The 485-patient, open-label, multi-center study compared Dacogen versus treatment choice (TC) of either supportive care or low-dose cytarabine in older patients with newly diagnosed or secondary AML. The primary endpoint of the study was overall survival.
The results of the analysis showed that at the protocol-defined clinical cutoff, with 396 (81.6%) deaths, Dacogen demonstrated an overall survival advantage but did not demonstrate statistically significant superiority over the control arm. Patients treated with Dacogen had a median survival of 7.7 months (HR 0.85: 95% CI: 6.2, 9.2).
The updated unplanned analysis, conducted with an additional year of patient follow-up, demonstrated the same median survival benefit for patients treated with Dacogen. With 446 (92%) deaths, it showed that patients in the Dacogen arm had a median survival of 7.7 months vs. 5 months in the TC arm (HR 0.82: 95% CI: 0.68, 0.99: nominal).

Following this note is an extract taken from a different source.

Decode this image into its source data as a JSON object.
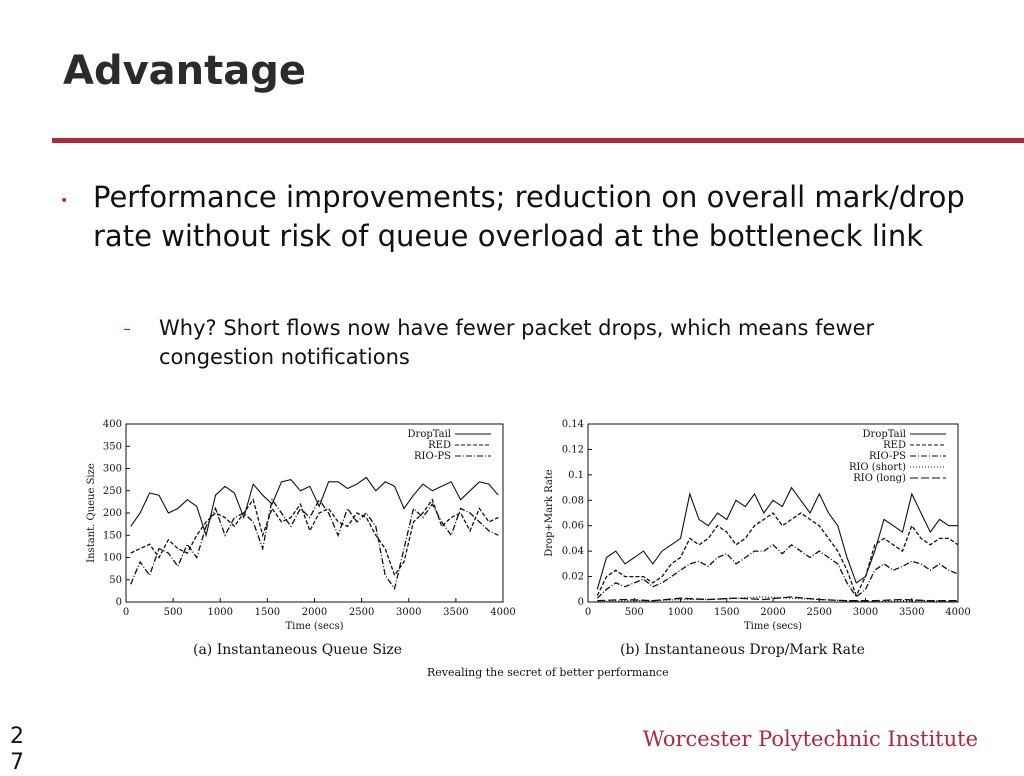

Adverse events were consistent with the known Dacogen safety profile and without major differences between the treatment arms. The most commonly reported Grade 3 or 4 adverse events were thrombocytopenia (reported in 40%, 32%, 35% and 14% of subjects in the Dacogen, TC, cytarabine and supportive care groups, respectively), anemia (34%, 25%, 27% and 14%, respectively), neutropenia (32%, 42%, 20% and 3%, respectively) and febrile neutropenia (32%, 22%, 25% and 0%, respectively).
"Compared with the accepted standard therapies used in this study to treat older patients with AML, Dacogen showed a clinically relevant overall survival advantage without major differences in safety," said Dr. Xavier Thomas of the Edouard Herriot Hospital in Lyon, France and one of the lead investigators of the study.